The income tax, since it’s stated as a percentage of some known amount—what you made last year—also encourages the government’s delusion that it’s really all their money, except for what they let you keep. It’s only with a tax code susceptible to endless manipulation that a President could talk about “reducing spending in the tax code.” When it gets to that point, there’s really nowhere left to go.
3) It encourages debt
This used to be worse. It used to be that all interest was deductible, but that was phased out a couple of decades ago, so now for individuals, we’re down to the mortgage interest deduction. But for businesses, most interest is still deductible, and while this encourages capital formation, it also leads to a debt–heavy capital structure. We’ve all seen what excess leverage can do, but other decisions get distorted as well. Successful mergers tend not to be financed with debt, but with cash, and it’s likely that a whole lot of bad M&A activity—doomed deals—wouldn’t happen if that interest weren’t deductible.

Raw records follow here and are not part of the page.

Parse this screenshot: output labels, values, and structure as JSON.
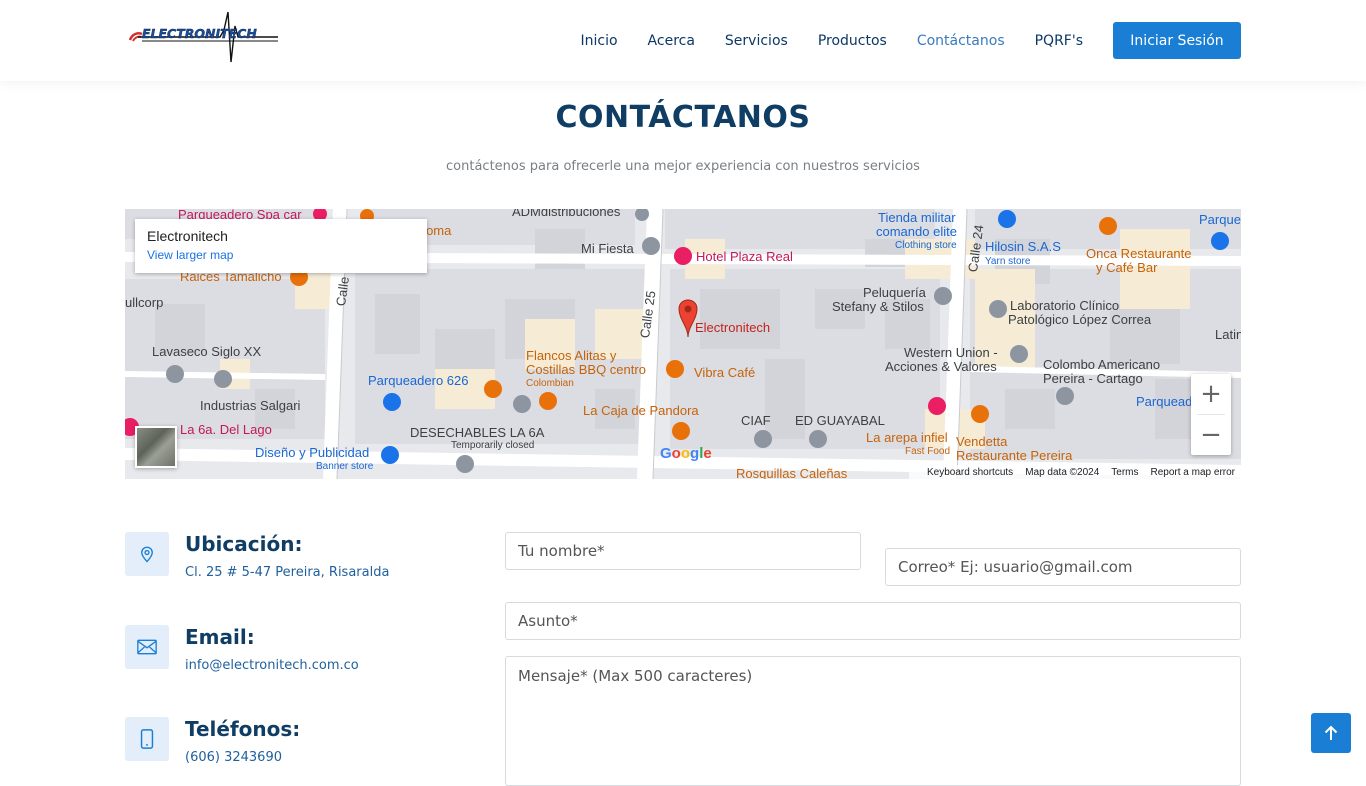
{
  "brand": {
    "logo_text": "ELECTRONITECH"
  },
  "nav": {
    "items": [
      "Inicio",
      "Acerca",
      "Servicios",
      "Productos",
      "Contáctanos",
      "PQRF's"
    ],
    "active": "Contáctanos",
    "login_label": "Iniciar Sesión"
  },
  "section": {
    "title": "CONTÁCTANOS",
    "subtitle": "contáctenos para ofrecerle una mejor experiencia con nuestros servicios"
  },
  "map": {
    "card_title": "Electronitech",
    "card_link": "View larger map",
    "pin_label": "Electronitech",
    "google": "Google",
    "attribution": [
      "Keyboard shortcuts",
      "Map data ©2024",
      "Terms",
      "Report a map error"
    ],
    "zoom_in": "+",
    "zoom_out": "−",
    "labels": {
      "parqueadero_spa": "Parqueadero Spa car",
      "la_loma": "a Loma",
      "admdistribuciones": "ADMdistribuciones",
      "mi_fiesta": "Mi Fiesta",
      "hotel_plaza": "Hotel Plaza Real",
      "tienda_militar": "Tienda militar",
      "comando_elite": "comando elite",
      "clothing_store": "Clothing store",
      "hilosin": "Hilosin S.A.S",
      "yarn_store": "Yarn store",
      "onca": "Onca Restaurante",
      "cafe_bar": "y Café Bar",
      "parque_r": "Parque",
      "raices": "Raices Tamalicho",
      "ullcorp": "ullcorp",
      "peluqueria": "Peluquería",
      "stefany": "Stefany & Stilos",
      "laboratorio": "Laboratorio Clínico",
      "patologico": "Patológico López Correa",
      "latin": "Latin",
      "lavaseco": "Lavaseco Siglo XX",
      "flancos": "Flancos Alitas y",
      "costillas": "Costillas BBQ centro",
      "colombian": "Colombian",
      "vibra": "Vibra Café",
      "western": "Western Union -",
      "acciones": "Acciones & Valores",
      "colombo": "Colombo Americano",
      "pereira_cartago": "Pereira - Cartago",
      "industrias": "Industrias Salgari",
      "parqueadero626": "Parqueadero 626",
      "caja_pandora": "La Caja de Pandora",
      "parquead_r": "Parquead",
      "la6a": "La 6a. Del Lago",
      "desechables": "DESECHABLES LA 6A",
      "temp_closed": "Temporarily closed",
      "ciaf": "CIAF",
      "ed_guayabal": "ED GUAYABAL",
      "arepa": "La arepa infiel",
      "fast_food": "Fast Food",
      "vendetta": "Vendetta",
      "vendetta2": "Restaurante Pereira",
      "diseno": "Diseño y Publicidad",
      "banner": "Banner store",
      "rosquillas": "Rosquillas Caleñas",
      "calle25": "Calle 25",
      "calle24": "Calle 24",
      "calle_left": "Calle"
    }
  },
  "contact": {
    "location_title": "Ubicación:",
    "location_value": "Cl. 25 # 5-47 Pereira, Risaralda",
    "email_title": "Email:",
    "email_value": "info@electronitech.com.co",
    "phone_title": "Teléfonos:",
    "phone_value": "(606) 3243690"
  },
  "form": {
    "name_placeholder": "Tu nombre*",
    "email_placeholder": "Correo* Ej: usuario@gmail.com",
    "subject_placeholder": "Asunto*",
    "message_placeholder": "Mensaje* (Max 500 caracteres)"
  },
  "colors": {
    "primary": "#1a7fd4",
    "heading": "#0f3d63",
    "nav": "#0b3866",
    "nav_active": "#3a7bbf",
    "icon_bg": "#e3eefa"
  },
  "icons": {
    "location": "map-pin-icon",
    "email": "envelope-icon",
    "phone": "phone-icon",
    "back_top": "arrow-up-icon"
  }
}
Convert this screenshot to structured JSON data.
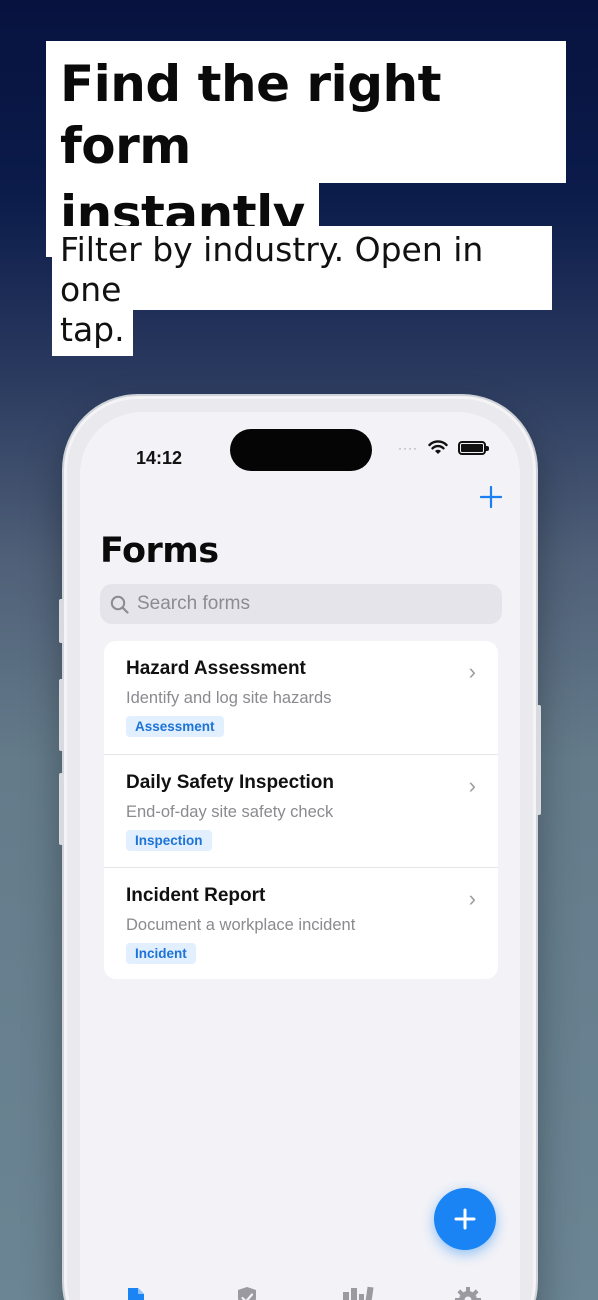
{
  "headline": {
    "line1": "Find the right form",
    "line2": "instantly"
  },
  "subheadline": {
    "line1": "Filter by industry. Open in one",
    "line2": "tap."
  },
  "status_bar": {
    "time": "14:12",
    "signal_dots": "····"
  },
  "nav": {
    "add_icon": "plus-icon"
  },
  "page": {
    "title": "Forms"
  },
  "search": {
    "placeholder": "Search forms",
    "icon": "search-icon"
  },
  "forms": [
    {
      "title": "Hazard Assessment",
      "subtitle": "Identify and log site hazards",
      "badge": "Assessment"
    },
    {
      "title": "Daily Safety Inspection",
      "subtitle": "End-of-day site safety check",
      "badge": "Inspection"
    },
    {
      "title": "Incident Report",
      "subtitle": "Document a workplace incident",
      "badge": "Incident"
    }
  ],
  "fab": {
    "icon": "plus-icon"
  },
  "tabs": [
    {
      "icon": "document-icon",
      "active": true
    },
    {
      "icon": "shield-check-icon",
      "active": false
    },
    {
      "icon": "library-icon",
      "active": false
    },
    {
      "icon": "gear-icon",
      "active": false
    }
  ],
  "colors": {
    "accent": "#1a84f5",
    "badge_bg": "#e1efff",
    "badge_text": "#1d73d6"
  }
}
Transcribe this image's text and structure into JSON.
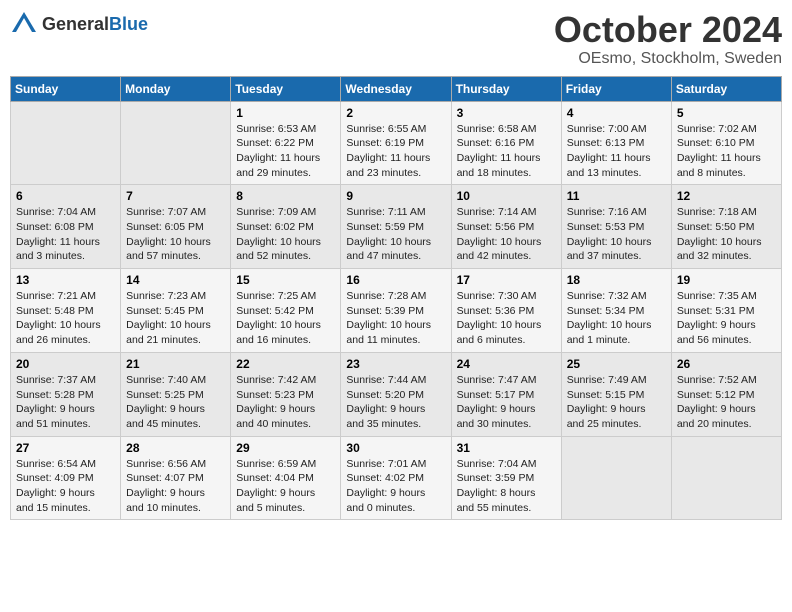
{
  "header": {
    "logo": {
      "general": "General",
      "blue": "Blue"
    },
    "month": "October 2024",
    "location": "OEsmo, Stockholm, Sweden"
  },
  "weekdays": [
    "Sunday",
    "Monday",
    "Tuesday",
    "Wednesday",
    "Thursday",
    "Friday",
    "Saturday"
  ],
  "weeks": [
    [
      {
        "day": "",
        "sunrise": "",
        "sunset": "",
        "daylight": ""
      },
      {
        "day": "",
        "sunrise": "",
        "sunset": "",
        "daylight": ""
      },
      {
        "day": "1",
        "sunrise": "Sunrise: 6:53 AM",
        "sunset": "Sunset: 6:22 PM",
        "daylight": "Daylight: 11 hours and 29 minutes."
      },
      {
        "day": "2",
        "sunrise": "Sunrise: 6:55 AM",
        "sunset": "Sunset: 6:19 PM",
        "daylight": "Daylight: 11 hours and 23 minutes."
      },
      {
        "day": "3",
        "sunrise": "Sunrise: 6:58 AM",
        "sunset": "Sunset: 6:16 PM",
        "daylight": "Daylight: 11 hours and 18 minutes."
      },
      {
        "day": "4",
        "sunrise": "Sunrise: 7:00 AM",
        "sunset": "Sunset: 6:13 PM",
        "daylight": "Daylight: 11 hours and 13 minutes."
      },
      {
        "day": "5",
        "sunrise": "Sunrise: 7:02 AM",
        "sunset": "Sunset: 6:10 PM",
        "daylight": "Daylight: 11 hours and 8 minutes."
      }
    ],
    [
      {
        "day": "6",
        "sunrise": "Sunrise: 7:04 AM",
        "sunset": "Sunset: 6:08 PM",
        "daylight": "Daylight: 11 hours and 3 minutes."
      },
      {
        "day": "7",
        "sunrise": "Sunrise: 7:07 AM",
        "sunset": "Sunset: 6:05 PM",
        "daylight": "Daylight: 10 hours and 57 minutes."
      },
      {
        "day": "8",
        "sunrise": "Sunrise: 7:09 AM",
        "sunset": "Sunset: 6:02 PM",
        "daylight": "Daylight: 10 hours and 52 minutes."
      },
      {
        "day": "9",
        "sunrise": "Sunrise: 7:11 AM",
        "sunset": "Sunset: 5:59 PM",
        "daylight": "Daylight: 10 hours and 47 minutes."
      },
      {
        "day": "10",
        "sunrise": "Sunrise: 7:14 AM",
        "sunset": "Sunset: 5:56 PM",
        "daylight": "Daylight: 10 hours and 42 minutes."
      },
      {
        "day": "11",
        "sunrise": "Sunrise: 7:16 AM",
        "sunset": "Sunset: 5:53 PM",
        "daylight": "Daylight: 10 hours and 37 minutes."
      },
      {
        "day": "12",
        "sunrise": "Sunrise: 7:18 AM",
        "sunset": "Sunset: 5:50 PM",
        "daylight": "Daylight: 10 hours and 32 minutes."
      }
    ],
    [
      {
        "day": "13",
        "sunrise": "Sunrise: 7:21 AM",
        "sunset": "Sunset: 5:48 PM",
        "daylight": "Daylight: 10 hours and 26 minutes."
      },
      {
        "day": "14",
        "sunrise": "Sunrise: 7:23 AM",
        "sunset": "Sunset: 5:45 PM",
        "daylight": "Daylight: 10 hours and 21 minutes."
      },
      {
        "day": "15",
        "sunrise": "Sunrise: 7:25 AM",
        "sunset": "Sunset: 5:42 PM",
        "daylight": "Daylight: 10 hours and 16 minutes."
      },
      {
        "day": "16",
        "sunrise": "Sunrise: 7:28 AM",
        "sunset": "Sunset: 5:39 PM",
        "daylight": "Daylight: 10 hours and 11 minutes."
      },
      {
        "day": "17",
        "sunrise": "Sunrise: 7:30 AM",
        "sunset": "Sunset: 5:36 PM",
        "daylight": "Daylight: 10 hours and 6 minutes."
      },
      {
        "day": "18",
        "sunrise": "Sunrise: 7:32 AM",
        "sunset": "Sunset: 5:34 PM",
        "daylight": "Daylight: 10 hours and 1 minute."
      },
      {
        "day": "19",
        "sunrise": "Sunrise: 7:35 AM",
        "sunset": "Sunset: 5:31 PM",
        "daylight": "Daylight: 9 hours and 56 minutes."
      }
    ],
    [
      {
        "day": "20",
        "sunrise": "Sunrise: 7:37 AM",
        "sunset": "Sunset: 5:28 PM",
        "daylight": "Daylight: 9 hours and 51 minutes."
      },
      {
        "day": "21",
        "sunrise": "Sunrise: 7:40 AM",
        "sunset": "Sunset: 5:25 PM",
        "daylight": "Daylight: 9 hours and 45 minutes."
      },
      {
        "day": "22",
        "sunrise": "Sunrise: 7:42 AM",
        "sunset": "Sunset: 5:23 PM",
        "daylight": "Daylight: 9 hours and 40 minutes."
      },
      {
        "day": "23",
        "sunrise": "Sunrise: 7:44 AM",
        "sunset": "Sunset: 5:20 PM",
        "daylight": "Daylight: 9 hours and 35 minutes."
      },
      {
        "day": "24",
        "sunrise": "Sunrise: 7:47 AM",
        "sunset": "Sunset: 5:17 PM",
        "daylight": "Daylight: 9 hours and 30 minutes."
      },
      {
        "day": "25",
        "sunrise": "Sunrise: 7:49 AM",
        "sunset": "Sunset: 5:15 PM",
        "daylight": "Daylight: 9 hours and 25 minutes."
      },
      {
        "day": "26",
        "sunrise": "Sunrise: 7:52 AM",
        "sunset": "Sunset: 5:12 PM",
        "daylight": "Daylight: 9 hours and 20 minutes."
      }
    ],
    [
      {
        "day": "27",
        "sunrise": "Sunrise: 6:54 AM",
        "sunset": "Sunset: 4:09 PM",
        "daylight": "Daylight: 9 hours and 15 minutes."
      },
      {
        "day": "28",
        "sunrise": "Sunrise: 6:56 AM",
        "sunset": "Sunset: 4:07 PM",
        "daylight": "Daylight: 9 hours and 10 minutes."
      },
      {
        "day": "29",
        "sunrise": "Sunrise: 6:59 AM",
        "sunset": "Sunset: 4:04 PM",
        "daylight": "Daylight: 9 hours and 5 minutes."
      },
      {
        "day": "30",
        "sunrise": "Sunrise: 7:01 AM",
        "sunset": "Sunset: 4:02 PM",
        "daylight": "Daylight: 9 hours and 0 minutes."
      },
      {
        "day": "31",
        "sunrise": "Sunrise: 7:04 AM",
        "sunset": "Sunset: 3:59 PM",
        "daylight": "Daylight: 8 hours and 55 minutes."
      },
      {
        "day": "",
        "sunrise": "",
        "sunset": "",
        "daylight": ""
      },
      {
        "day": "",
        "sunrise": "",
        "sunset": "",
        "daylight": ""
      }
    ]
  ]
}
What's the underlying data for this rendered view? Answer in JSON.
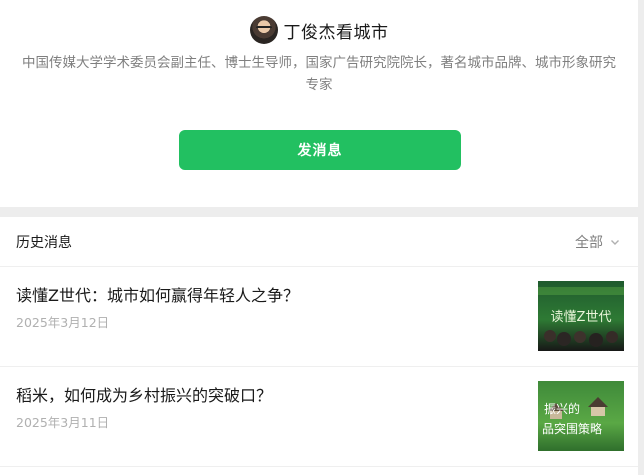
{
  "profile": {
    "name": "丁俊杰看城市",
    "bio": "中国传媒大学学术委员会副主任、博士生导师，国家广告研究院院长，著名城市品牌、城市形象研究专家",
    "send_button": "发消息"
  },
  "history": {
    "title": "历史消息",
    "filter_label": "全部",
    "articles": [
      {
        "title": "读懂Z世代：城市如何赢得年轻人之争？",
        "date": "2025年3月12日",
        "thumb_text": "读懂Z世代"
      },
      {
        "title": "稻米，如何成为乡村振兴的突破口？",
        "date": "2025年3月11日",
        "thumb_text": "振兴的品突围策略"
      }
    ]
  },
  "colors": {
    "accent": "#22c061",
    "secondary_text": "#7f7f7f",
    "date_text": "#b0b0b0"
  },
  "icons": {
    "filter": "chevron-down-icon"
  }
}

4) It can’t be complied with
Not, “it’s hard to comply with.” It can’t be complied with. We all know about the NTU studies asking IRS employees to work a difficult tax question, and having each of them come up with a different answer. The fact that an average citizen has to spend hundreds of dollars to file taxes every year, and still could end up getting hauled into tax court because he got the wrong one of twenty different right answers is an offense against everything we expect from the rule of law.
5) Business taxes are too high
Right now, the US not only has the most progressive tax system in the western world, we also have the highest business taxes in the industrialized world. Inidividually, either of these would be enough to start chasing wealth production out of the country. Together, they virtually guarantee it, particularly because we also tax dividend income. Dividends, of course, are just a distribution of profits to the owners. Profits which have already been taxed. Not all countries do this. Some allow a tax credit against dividends, and some just don’t tax them at all.
So as we go to our Tax Day Tea Parties, remember, it’s not just how much they’re taking. It’s the way they’re taking it.